Unfortunately for me, rape is for many writers the go-to mechanism for female character development or as a way to spice up the drama in the story. Even in comics (DC, I’m looking at you: “They did what to Sue Dibny?”). So, it’s not just offensive but also a cliche. This means I need to be careful about what I read or watch, often requiring research on my part so that I can avoid having my light evening entertainment ruin my day.

But it’s not just light entertainment.

One recent example is the apparently excellent Who Fears Death by Nnedi Okorafor. Highly recommended by a lot of people, its core concept hinges on a rape. An act that is apparently depicted. Of course, I’m told Nnedi Okorafor handles it all with deft and flair and substantial skill—it’s not the work of a hack looking to spice things up. But a little bit of research convinced me that reading this book would be an incredibly traumatic experience and so I dropped it from my to-buy list. No book is good enough for me to subject myself to that willingly.

Who Fears Death sets itself apart by having a strong conceptual reason for depicting rape. Most of the time it is gratuitous, a sign that the writer doesn’t consider women to be fully human and is only capable of thinking about them as sex objects.

For somebody with that perspective, the only possible tragic backstory or life-changing event for a sex object is sexual trauma. Their only valid experiences are sexual. And their punishment for not acting like sexual objects is always rape or some other form of sexual assault. In these stories women never have female friends or relatives, only romantic rivals and maybe a mother (you have to have her to do the mother-in-law jokes, obviously). Their power and importance is always either sexual or linked to their fertility. No woman in these stories gains influence and relevance through skill, practice, wit, or experience.

The flip side of this are writers who portray women as deified cyphers put on a pedestal. Portraying them as mysteries is just as dehumanising. (Oh, and if women are indecipherable mysteries to you it’s probably because you are a narcissist who doesn’t actually care what the women around you think. Women are no more mysteries than men or children. People are always partially indecipherable because we aren’t a telepathic species. Men just think they know what their male friends are thinking. Most of the time they’re wrong even about that.)

The depiction of women in most fiction (and so-called ‘literature’ is often just as guilty of this as genre fiction) is horrifyingly bad. Which is bad enough, if it wasn’t also often actively traumatising.

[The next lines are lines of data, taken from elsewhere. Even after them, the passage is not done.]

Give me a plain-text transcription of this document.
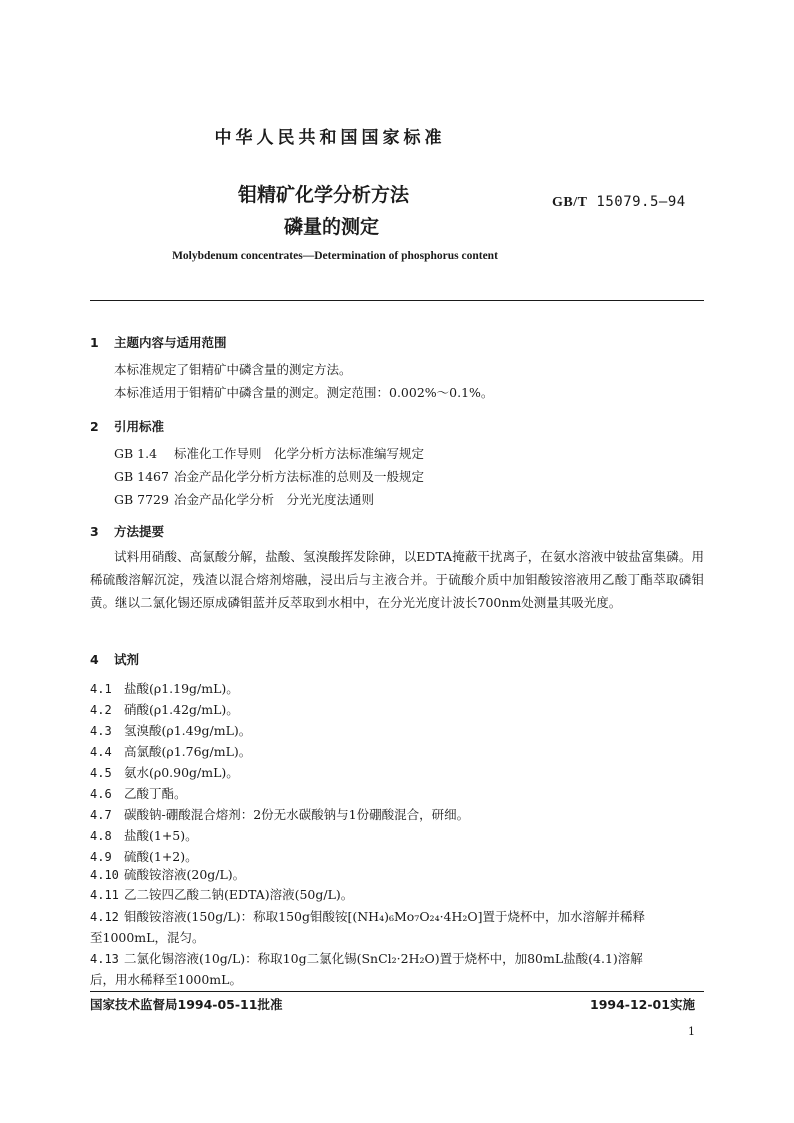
中华人民共和国国家标准
钼精矿化学分析方法
磷量的测定
GB/T 15079.5—94
Molybdenum concentrates—Determination of phosphorus content
1 主题内容与适用范围
本标准规定了钼精矿中磷含量的测定方法。
本标准适用于钼精矿中磷含量的测定。测定范围：0.002%～0.1%。
2 引用标准
GB 1.4 标准化工作导则　化学分析方法标准编写规定
GB 1467 冶金产品化学分析方法标准的总则及一般规定
GB 7729 冶金产品化学分析　分光光度法通则
3 方法提要
试料用硝酸、高氯酸分解，盐酸、氢溴酸挥发除砷，以EDTA掩蔽干扰离子，在氨水溶液中铍盐富集磷。用稀硫酸溶解沉淀，残渣以混合熔剂熔融，浸出后与主液合并。于硫酸介质中加钼酸铵溶液用乙酸丁酯萃取磷钼黄。继以二氯化锡还原成磷钼蓝并反萃取到水相中，在分光光度计波长700nm处测量其吸光度。
4 试剂
4.1 盐酸(ρ1.19g/mL)。
4.2 硝酸(ρ1.42g/mL)。
4.3 氢溴酸(ρ1.49g/mL)。
4.4 高氯酸(ρ1.76g/mL)。
4.5 氨水(ρ0.90g/mL)。
4.6 乙酸丁酯。
4.7 碳酸钠-硼酸混合熔剂：2份无水碳酸钠与1份硼酸混合，研细。
4.8 盐酸(1+5)。
4.9 硫酸(1+2)。
4.10 硫酸铵溶液(20g/L)。
4.11 乙二铵四乙酸二钠(EDTA)溶液(50g/L)。
4.12 钼酸铵溶液(150g/L)：称取150g钼酸铵[(NH₄)₆Mo₇O₂₄·4H₂O]置于烧杯中，加水溶解并稀释
至1000mL，混匀。
4.13 二氯化锡溶液(10g/L)：称取10g二氯化锡(SnCl₂·2H₂O)置于烧杯中，加80mL盐酸(4.1)溶解
后，用水稀释至1000mL。
国家技术监督局1994-05-11批准	1994-12-01实施
1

The pivotal scene in last week’s episode of Downton Abbey (episode three of series four) was the rape of a major character. Fortunately, me and my sister don’t watch the ‘silly series’ we watch as soon as they’re out and so encountered spoilers before the fact. We won’t be watching the episode, nor are we likely to watch the series ever again.

Watching or reading things as they premiere—being early to a story—is increasingly risky as more and more writers buy into the idea that rape is a narrative inevitability for female characters in stories that are pretending to be ‘gritty’ and ‘realistic’.

Which would be fine—you can always just wait a bit and read the first online reviews which usually warn you about these things—if that same narrative inevitability of rape wasn’t fast becoming an article of faith among the writers and producers of ongoing series (comics, TV, or novels). As the series plod on and the creators look for ways to spice things up, the probability of a writer, editor, or producer proposing a rape scene approaches one. Then, out of the blue, a rape scene injects itself into a series you otherwise considered a known quantity.

And what was a silly, stupid, and trivial piece of entertainment suddenly stops being silly, stupid, or trivial and instead become light evening trauma.